I’d worked so hard to break the habit, but of course it would rear its ugly head at the first sign of major stress.
By the time my stint in the program was over, I’d probably have bloody stumps instead of fingers.
The elevator came to a stop and a ding sounded.
I spit out the sliver of nail I’d just gnawed off and replaced my mask just as the doors slid open, revealing the blue walls of the waiting room.
Despite the soothing décor, hint of lavender in the air, and soft music, I had to force myself to take a step forward.
They could dress the room up however they liked, but it would never feel welcoming to me.
One step out of the elevator, I froze to prepare myself.
I didn’t want to be here. Didn’t want to have to do this. It was wrong. This was my body. Mine. How could the government justify using it without my consent? They shouldn’t have been able to. And yet they could, and I was powerless to stop it.
“Miss?”
The chipper voice made me jump, and I spun to find Department of Fertility Barbie staring at me expectantly.
Her fake blonde hair was up today, piled on top of her head in an artfully messy bun, and her makeup, although still thick, was more subdued.

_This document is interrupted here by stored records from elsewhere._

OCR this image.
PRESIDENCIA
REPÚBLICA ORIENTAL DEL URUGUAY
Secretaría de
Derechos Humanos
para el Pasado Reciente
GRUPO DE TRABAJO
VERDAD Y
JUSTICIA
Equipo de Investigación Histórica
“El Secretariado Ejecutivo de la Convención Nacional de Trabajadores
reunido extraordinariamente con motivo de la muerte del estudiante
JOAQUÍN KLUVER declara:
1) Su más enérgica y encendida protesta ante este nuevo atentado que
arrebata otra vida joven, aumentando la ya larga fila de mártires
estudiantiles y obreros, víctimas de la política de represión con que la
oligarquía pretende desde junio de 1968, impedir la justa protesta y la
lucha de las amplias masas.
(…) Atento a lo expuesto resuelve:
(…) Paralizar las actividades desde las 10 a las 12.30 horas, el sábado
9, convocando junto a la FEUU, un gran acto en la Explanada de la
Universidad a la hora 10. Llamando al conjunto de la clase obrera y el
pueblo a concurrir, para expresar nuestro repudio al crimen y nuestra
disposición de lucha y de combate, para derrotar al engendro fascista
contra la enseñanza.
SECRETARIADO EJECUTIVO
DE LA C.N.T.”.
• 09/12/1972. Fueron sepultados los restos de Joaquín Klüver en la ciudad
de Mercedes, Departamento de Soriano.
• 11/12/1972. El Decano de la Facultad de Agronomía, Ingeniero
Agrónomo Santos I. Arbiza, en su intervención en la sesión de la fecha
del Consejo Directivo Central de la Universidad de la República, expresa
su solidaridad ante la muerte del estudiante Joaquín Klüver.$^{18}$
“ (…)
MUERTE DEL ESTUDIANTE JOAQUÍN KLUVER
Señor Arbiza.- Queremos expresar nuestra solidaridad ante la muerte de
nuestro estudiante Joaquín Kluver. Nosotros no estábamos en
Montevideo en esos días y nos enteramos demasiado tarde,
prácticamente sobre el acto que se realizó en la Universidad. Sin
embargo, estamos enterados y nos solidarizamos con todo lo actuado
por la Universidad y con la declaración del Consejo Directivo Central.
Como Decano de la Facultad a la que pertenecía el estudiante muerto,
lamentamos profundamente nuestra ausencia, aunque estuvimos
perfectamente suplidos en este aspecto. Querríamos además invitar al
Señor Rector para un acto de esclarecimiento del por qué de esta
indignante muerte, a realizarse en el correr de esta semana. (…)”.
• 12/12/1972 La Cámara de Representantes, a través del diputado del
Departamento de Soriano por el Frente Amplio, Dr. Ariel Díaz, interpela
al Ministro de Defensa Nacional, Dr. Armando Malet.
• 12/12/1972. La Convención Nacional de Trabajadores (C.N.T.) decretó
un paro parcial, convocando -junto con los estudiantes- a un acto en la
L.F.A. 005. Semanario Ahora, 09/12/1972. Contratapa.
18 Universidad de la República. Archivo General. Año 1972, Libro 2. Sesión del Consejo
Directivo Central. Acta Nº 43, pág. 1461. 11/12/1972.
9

She was prettier than I’d realized the first time I was here.
High cheekbones and big, bright eyes, and an oval face that softened her looks even with all the makeup she wore.
I must have been too distracted by the facade before to see the real person beneath.
I forced myself to walk. “Arabella Murphy.” The words nearly stuck in my throat, so I swallowed and tried again. “Ara.”
Department of Fertility Barbie smiled brightly. “Of course! Our brand-new patient!” She waved to the waiting room, beaming. “I’ll let Hilary know you’re here.”
“Thanks.”
I lowered myself onto the edge of an overstuffed chair, not wanting to get too comfortable, and folded my hands in my lap like the position would hide how nervous – and hungover – I was.
It was ridiculous since I was both trembling and sweating, but I couldn’t force myself to relax because I was too busy thinking about what would happen next.
I’d read through all the information I’d been given and knew they wouldn’t inseminate me today.
No, they had to wait. Had to track my cycle and temperature and choose the optimal day.
But when would that be? My period had been ten days ago, on my birthday, and while I wasn’t an expert on fertility, a quick Internet search had told me that ovulation would occur twelve to fourteen days before my next one.
My cycles were like clockwork, coming every twenty-eight days, which meant I might be ready for my first insemination in just a couple days.
Would they do it that soon? It seemed so fast. Then again, it wasn’t like they hadn’t done a bunch of tests already.
I’d had bloodwork and ultrasounds and all kinds of stuff, meaning they knew my body better than I did at this point.
It was possible they’d be ready for me in just two days.
But I wasn’t ready. Not by a long shot.
I clenched my fists when I began to tremble, willing myself to stay in control. This was too fast. If only there was some way to put this off.